Es importante distinguir ambos conceptos que hallamos unidos metodológicamente en los Tratados de formación espiritual:

Ascética reviste carácter de medio, de condi­ción, camino, método, valor en función de.

Mística reviste carácter de valor por sí mismo, de meta alcanzada, de recompensa, plenitud go­zosa de lo conseguido. Así, el atleta aspira a la vic­toria en el estadio, a ceñirse la corona de laurel o la medalla; a la satisfacción que conlleva sentir que todo un pueblo, el suyo, goza de su victoria como propia; es forjador de un ánimo, por no de­cir llanamente una alma común; por mágicos momentos una multitud se funde en una emoción compartida que alcanza por inducción un alto vol­taje, increíblemente extendidos los límites del in­dividuo, su pequeño yo, sus cuitas personales, fundido en el mar del nosotros, del sentimiento oceánico de masa, de pueblo. Un conjunto de Sensaciones verdaderamente místicas, si bien de Segundo orden, por así decirlo, es decir, funda­das en las emociones y la competividad y no tan­to en la solidez, perennidad, inefable dimensión del espíritu. Pero aun así, válido desde san Pablo para ilustrar la vida del cristiano.
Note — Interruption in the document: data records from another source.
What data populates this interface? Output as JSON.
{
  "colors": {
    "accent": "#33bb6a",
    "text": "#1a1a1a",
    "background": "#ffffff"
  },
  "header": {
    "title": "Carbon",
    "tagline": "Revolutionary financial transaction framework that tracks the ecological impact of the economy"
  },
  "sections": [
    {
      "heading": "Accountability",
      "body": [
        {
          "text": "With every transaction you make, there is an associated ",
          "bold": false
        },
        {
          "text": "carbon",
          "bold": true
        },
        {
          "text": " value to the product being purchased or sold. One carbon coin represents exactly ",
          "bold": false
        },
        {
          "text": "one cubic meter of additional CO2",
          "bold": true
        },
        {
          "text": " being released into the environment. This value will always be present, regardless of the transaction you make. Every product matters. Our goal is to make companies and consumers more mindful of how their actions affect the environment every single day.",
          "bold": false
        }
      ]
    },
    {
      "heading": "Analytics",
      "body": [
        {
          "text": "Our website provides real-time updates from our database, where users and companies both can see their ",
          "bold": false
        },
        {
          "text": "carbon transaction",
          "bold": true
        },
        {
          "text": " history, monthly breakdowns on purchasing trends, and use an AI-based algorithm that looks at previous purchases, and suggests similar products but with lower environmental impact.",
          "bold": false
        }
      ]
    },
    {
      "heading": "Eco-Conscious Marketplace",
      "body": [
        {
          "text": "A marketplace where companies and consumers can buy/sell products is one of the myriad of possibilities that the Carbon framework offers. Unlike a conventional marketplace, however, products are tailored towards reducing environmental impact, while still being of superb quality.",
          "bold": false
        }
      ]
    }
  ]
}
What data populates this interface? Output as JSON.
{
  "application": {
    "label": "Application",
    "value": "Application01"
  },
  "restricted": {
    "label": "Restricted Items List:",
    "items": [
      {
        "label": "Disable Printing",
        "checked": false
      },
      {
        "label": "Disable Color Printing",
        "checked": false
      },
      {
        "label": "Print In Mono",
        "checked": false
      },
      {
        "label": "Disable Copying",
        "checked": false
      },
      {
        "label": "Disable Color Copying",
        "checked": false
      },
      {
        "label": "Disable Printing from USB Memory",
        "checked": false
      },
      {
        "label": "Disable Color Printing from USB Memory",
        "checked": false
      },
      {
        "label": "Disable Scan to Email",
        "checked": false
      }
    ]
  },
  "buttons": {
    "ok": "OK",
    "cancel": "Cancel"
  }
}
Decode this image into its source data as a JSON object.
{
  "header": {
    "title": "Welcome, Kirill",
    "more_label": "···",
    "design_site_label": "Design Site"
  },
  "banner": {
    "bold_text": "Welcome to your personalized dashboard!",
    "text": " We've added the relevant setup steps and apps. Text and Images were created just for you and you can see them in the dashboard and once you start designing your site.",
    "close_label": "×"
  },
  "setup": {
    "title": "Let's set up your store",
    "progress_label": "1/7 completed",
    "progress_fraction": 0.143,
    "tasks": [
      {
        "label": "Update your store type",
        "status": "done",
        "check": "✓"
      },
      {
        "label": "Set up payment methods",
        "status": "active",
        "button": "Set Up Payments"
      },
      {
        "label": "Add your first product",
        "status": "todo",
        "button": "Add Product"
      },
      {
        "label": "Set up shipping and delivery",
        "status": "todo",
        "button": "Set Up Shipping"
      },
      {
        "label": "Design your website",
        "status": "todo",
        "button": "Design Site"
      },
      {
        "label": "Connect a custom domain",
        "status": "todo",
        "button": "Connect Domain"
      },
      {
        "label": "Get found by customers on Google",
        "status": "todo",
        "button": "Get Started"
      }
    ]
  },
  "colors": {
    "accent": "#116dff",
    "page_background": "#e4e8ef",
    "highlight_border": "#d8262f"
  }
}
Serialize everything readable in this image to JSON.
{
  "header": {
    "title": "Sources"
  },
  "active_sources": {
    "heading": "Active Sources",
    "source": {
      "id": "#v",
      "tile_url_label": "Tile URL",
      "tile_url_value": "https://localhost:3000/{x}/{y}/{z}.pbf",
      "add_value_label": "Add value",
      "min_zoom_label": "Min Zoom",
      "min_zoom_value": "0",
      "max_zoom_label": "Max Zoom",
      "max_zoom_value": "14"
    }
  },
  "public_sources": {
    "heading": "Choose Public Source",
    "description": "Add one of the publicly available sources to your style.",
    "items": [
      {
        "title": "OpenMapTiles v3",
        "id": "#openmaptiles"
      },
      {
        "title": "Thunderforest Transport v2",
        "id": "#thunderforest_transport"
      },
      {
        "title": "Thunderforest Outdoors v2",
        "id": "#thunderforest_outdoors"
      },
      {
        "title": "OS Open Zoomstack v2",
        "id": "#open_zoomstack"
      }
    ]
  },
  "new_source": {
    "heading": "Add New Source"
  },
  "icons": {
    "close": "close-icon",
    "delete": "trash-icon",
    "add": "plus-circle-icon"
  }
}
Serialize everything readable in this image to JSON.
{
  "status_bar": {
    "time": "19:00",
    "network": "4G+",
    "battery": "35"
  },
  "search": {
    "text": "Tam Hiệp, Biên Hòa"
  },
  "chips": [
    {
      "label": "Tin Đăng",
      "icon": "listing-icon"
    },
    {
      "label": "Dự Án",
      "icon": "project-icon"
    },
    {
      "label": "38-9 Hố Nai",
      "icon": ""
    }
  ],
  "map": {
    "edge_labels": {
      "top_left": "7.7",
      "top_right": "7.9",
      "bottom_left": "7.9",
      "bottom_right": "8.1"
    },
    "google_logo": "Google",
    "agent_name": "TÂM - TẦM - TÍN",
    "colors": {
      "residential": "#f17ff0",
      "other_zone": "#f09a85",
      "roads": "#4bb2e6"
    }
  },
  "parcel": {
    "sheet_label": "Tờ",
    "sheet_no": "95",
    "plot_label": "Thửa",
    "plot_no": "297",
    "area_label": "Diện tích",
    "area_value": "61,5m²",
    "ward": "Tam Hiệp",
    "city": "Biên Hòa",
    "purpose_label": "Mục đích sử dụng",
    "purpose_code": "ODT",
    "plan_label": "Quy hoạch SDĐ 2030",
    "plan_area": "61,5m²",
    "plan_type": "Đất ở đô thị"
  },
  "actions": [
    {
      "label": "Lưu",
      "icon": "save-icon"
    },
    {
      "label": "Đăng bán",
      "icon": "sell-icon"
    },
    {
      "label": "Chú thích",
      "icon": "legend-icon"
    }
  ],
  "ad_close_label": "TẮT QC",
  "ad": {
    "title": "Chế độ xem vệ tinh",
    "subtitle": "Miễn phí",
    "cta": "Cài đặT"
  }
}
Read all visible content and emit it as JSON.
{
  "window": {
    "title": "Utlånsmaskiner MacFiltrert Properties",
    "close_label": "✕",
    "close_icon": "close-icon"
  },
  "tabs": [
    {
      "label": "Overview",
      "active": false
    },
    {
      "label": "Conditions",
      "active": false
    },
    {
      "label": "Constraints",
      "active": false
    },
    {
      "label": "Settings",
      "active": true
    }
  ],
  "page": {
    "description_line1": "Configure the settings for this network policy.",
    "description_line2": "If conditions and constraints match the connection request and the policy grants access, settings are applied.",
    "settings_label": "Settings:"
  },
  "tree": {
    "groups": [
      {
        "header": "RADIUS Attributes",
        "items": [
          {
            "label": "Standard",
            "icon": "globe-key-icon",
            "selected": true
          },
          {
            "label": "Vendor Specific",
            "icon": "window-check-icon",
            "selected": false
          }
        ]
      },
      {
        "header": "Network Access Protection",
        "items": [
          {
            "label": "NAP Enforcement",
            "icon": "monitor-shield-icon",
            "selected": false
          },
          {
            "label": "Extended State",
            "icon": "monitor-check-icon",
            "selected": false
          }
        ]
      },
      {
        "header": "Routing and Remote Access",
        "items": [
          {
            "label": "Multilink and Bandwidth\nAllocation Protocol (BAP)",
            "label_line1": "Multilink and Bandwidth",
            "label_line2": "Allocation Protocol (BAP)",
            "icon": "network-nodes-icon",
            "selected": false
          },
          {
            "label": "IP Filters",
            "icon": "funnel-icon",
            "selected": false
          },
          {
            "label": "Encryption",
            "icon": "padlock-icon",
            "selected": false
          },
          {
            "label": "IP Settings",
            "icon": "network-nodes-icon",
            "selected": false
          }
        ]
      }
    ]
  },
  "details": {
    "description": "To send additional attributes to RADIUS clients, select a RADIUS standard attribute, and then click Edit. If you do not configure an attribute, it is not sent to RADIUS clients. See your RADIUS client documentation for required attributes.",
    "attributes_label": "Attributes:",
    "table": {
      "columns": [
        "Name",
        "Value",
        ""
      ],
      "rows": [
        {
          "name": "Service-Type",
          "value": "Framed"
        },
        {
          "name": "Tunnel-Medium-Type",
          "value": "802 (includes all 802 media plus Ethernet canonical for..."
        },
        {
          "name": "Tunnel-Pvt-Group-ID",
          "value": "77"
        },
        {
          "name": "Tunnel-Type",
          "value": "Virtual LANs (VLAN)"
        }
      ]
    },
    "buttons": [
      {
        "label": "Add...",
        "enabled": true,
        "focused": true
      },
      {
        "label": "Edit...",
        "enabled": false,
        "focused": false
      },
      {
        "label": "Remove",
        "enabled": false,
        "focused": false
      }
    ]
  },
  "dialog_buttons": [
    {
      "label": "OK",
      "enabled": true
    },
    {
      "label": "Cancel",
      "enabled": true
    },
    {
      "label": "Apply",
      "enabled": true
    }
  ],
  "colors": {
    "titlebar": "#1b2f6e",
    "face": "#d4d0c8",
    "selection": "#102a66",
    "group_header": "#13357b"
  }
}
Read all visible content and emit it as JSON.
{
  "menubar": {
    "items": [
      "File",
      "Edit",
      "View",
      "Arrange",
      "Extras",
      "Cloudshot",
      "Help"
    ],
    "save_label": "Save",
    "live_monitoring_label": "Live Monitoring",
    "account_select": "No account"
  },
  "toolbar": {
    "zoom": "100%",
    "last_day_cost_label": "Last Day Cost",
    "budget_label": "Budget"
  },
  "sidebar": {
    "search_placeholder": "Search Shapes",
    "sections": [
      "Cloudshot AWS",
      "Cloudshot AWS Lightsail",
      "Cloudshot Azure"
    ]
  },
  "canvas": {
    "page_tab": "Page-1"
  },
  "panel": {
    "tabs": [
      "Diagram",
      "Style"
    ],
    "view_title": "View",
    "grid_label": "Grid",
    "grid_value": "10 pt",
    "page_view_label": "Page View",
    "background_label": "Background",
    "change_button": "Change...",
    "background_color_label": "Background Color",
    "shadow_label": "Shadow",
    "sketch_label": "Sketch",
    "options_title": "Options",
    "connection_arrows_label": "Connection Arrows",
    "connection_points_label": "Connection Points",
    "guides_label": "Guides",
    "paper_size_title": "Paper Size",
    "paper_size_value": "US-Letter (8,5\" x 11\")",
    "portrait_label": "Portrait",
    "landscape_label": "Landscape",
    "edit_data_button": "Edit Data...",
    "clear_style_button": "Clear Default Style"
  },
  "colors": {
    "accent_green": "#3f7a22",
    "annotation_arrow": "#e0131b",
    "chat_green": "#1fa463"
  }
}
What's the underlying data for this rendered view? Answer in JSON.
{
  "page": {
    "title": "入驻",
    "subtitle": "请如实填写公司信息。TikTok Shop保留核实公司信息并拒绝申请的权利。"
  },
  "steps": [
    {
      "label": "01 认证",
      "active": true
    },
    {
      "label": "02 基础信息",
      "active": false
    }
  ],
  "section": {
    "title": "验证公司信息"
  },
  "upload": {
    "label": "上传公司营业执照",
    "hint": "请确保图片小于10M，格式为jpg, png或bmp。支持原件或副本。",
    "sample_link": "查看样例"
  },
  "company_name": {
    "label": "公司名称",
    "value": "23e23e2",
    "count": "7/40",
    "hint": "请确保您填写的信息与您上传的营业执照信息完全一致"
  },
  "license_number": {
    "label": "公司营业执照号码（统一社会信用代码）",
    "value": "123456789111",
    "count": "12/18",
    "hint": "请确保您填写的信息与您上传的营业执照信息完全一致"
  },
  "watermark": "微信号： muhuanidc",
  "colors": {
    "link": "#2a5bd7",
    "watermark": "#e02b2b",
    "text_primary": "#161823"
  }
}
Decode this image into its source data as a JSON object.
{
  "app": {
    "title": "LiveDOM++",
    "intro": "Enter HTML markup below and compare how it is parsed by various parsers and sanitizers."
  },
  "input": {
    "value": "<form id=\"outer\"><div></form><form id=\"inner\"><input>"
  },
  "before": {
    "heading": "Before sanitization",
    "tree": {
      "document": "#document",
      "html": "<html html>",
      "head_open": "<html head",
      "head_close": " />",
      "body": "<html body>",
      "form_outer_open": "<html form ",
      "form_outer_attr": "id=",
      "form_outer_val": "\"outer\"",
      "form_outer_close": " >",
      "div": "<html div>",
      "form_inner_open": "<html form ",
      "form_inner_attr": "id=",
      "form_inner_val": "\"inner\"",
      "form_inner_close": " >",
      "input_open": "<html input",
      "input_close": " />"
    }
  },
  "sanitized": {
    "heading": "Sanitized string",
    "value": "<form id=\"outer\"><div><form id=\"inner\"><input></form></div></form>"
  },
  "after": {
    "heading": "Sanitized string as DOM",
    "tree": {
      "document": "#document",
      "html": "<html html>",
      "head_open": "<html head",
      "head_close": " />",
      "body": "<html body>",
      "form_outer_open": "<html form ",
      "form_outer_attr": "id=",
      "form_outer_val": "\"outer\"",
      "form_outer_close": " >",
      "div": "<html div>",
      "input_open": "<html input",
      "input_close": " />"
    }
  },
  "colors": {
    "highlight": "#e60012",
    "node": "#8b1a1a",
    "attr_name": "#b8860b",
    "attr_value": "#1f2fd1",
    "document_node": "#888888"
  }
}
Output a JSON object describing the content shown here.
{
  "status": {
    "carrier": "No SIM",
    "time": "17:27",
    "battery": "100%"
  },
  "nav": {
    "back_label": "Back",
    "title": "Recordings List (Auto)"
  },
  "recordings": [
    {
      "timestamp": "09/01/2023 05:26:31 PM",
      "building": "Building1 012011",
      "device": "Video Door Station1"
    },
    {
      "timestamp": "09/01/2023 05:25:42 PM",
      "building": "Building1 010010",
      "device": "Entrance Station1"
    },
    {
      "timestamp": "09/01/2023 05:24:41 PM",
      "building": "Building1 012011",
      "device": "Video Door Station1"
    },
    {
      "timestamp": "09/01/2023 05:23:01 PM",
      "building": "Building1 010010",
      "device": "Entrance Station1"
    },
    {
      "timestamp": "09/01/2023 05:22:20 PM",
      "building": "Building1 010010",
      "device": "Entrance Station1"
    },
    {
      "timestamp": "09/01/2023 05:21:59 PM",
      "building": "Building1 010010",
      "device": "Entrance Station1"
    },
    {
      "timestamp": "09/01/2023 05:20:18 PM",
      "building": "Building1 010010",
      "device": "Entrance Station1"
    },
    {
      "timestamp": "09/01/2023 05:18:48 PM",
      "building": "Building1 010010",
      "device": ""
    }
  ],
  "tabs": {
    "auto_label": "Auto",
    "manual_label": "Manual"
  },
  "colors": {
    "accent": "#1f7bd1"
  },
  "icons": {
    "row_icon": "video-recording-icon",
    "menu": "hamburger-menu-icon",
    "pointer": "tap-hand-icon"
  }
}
Para alcanzar la corona, al atleta le es im­prescindible el entrenamiento físico y mental, el ejercicio para fortalecer músculos, respiración, voluntad y mente, es decir, una ascesis.

Su aspiración a la victoria es incompatible con una vida muelle, autocomplaciente o licenciosa. Debe llevar orden y control de su tiempo, sus energías, sus emociones, su sueño, comida y be­bida, sus relaciones sociales. Comúnmente, de­berá someterse a la disciplina impuesta por un en­trenador. Y normalmente, también a la que supone formar parte de un equipo.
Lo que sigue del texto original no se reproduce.